Saving government funds
Hansel’s task is increasing the productivity of public administration. It has been proven that joint procurement activities produce savings in comparison to decentralised procurement. The higher volumes in joint procurement often simultaneously offer price benefits and reduce the amount of resources tied to procurement. Furthermore, when contractual management is also professionally and effectively handled during the agreement period, economic added value will be achieved.
It is a challenge to calculate the exact amounts of savings related to procurement. For the past ten years, Hansel has been making rough savings calculations that are based on a study on the savings produced by joint procurement carried out at the Helsinki School of Business (Karjalainen et al. 2008). The study proved that the centralised operating model produces savings of some 20–25%, depending on the category.
Using this model, we have been able to calculate that in 2018, Hansel’s joint procurement activities produced theoretical savings of more than €300 million, compared to decentralised acquisition. The calculation model also utilises calculations of the potential of Hansel’s framework agreements, but it does not account for factors such as the use of working time, the costs of dividing resources or competence gaps that may be caused by distributed operations.
Hansel’s category management is in charge of the savings calculations related to centralised procurement contracts.

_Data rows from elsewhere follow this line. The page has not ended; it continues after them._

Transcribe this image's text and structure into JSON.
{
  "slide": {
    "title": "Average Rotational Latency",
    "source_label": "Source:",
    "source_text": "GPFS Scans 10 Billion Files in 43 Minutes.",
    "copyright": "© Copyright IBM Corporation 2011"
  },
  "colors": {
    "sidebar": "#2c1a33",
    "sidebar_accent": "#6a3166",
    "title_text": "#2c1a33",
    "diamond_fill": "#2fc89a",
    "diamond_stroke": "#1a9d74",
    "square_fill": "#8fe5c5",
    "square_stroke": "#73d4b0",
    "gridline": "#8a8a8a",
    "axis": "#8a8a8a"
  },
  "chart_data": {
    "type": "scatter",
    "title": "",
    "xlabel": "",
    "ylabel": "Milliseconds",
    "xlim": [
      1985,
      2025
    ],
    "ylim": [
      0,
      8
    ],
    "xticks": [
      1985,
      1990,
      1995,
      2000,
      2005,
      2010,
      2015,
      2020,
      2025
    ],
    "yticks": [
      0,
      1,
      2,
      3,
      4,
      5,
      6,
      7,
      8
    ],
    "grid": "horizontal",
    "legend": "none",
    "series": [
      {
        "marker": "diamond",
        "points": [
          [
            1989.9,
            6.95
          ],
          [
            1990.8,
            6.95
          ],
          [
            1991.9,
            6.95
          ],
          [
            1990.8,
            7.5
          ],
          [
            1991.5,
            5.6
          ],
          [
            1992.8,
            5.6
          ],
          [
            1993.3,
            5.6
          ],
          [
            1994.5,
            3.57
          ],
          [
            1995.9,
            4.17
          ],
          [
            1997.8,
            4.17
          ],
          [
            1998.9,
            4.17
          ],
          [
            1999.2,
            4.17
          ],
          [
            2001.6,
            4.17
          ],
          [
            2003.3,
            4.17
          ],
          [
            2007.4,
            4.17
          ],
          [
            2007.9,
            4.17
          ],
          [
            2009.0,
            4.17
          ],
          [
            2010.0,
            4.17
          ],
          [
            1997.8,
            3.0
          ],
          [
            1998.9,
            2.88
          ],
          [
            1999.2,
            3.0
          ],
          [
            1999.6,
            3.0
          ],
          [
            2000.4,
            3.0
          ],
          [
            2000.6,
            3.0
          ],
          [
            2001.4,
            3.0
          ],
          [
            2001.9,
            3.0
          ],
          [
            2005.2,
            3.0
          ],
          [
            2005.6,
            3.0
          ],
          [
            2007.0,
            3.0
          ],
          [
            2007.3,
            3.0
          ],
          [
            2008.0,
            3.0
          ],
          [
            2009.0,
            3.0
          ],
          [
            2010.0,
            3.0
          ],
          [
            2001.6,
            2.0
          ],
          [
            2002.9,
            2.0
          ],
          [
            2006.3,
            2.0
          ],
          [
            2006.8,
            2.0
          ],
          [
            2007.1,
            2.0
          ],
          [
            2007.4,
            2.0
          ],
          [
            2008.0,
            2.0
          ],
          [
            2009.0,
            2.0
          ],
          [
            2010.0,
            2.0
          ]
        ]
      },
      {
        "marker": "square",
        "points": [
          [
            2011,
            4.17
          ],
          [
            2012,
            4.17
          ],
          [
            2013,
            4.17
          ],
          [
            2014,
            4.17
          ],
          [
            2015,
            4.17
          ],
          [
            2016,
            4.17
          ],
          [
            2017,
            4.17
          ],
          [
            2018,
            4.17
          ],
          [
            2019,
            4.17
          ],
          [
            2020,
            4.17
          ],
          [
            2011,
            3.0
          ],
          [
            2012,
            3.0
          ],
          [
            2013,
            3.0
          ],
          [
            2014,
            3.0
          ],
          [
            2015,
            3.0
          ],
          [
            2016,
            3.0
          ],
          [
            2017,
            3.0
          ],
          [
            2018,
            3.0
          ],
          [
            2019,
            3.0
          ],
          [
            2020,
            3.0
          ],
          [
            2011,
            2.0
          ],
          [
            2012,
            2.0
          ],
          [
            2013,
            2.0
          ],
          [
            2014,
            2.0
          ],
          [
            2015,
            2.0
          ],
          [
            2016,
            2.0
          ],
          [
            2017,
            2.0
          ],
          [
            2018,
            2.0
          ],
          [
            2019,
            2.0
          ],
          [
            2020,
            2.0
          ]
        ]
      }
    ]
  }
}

The calculations study joint procurement contracts from the perspective of the procurement object and the supplier markets based on available information. Whenever comparable market prices or prices based on benchmarking are available, the prices obtained from the tendering are compared with them. If the procurement object is not considerably different from a previous procurement object, the prices obtained from the tendering are compared with the previous contractual prices. Suitable reference prices are not available in all cases, however, in which cases contract-specific cost-benefit indicators are defined for the centralised procurement contract.
In the past year, social effectiveness through procurement has been discussed a great deal. It consists of many factors. In addition to centralised procurement contracts, we realise a great deal of customer-specific tendering processes where the goal is increasing the customer benefit and effectiveness. Systematic measuring of effects achieved through tendering has been proven challenging, however.
For several years now, we have collected information on the procurement value of customer-specific tendering processes, the savings achieved and customer satisfaction. Our goal for 2019 is to develop the indicators used to measure the effectiveness of customer-specific tendering. The plan is to expand the analysis to the assessment of responsibility, innovation, development of competence or service quality.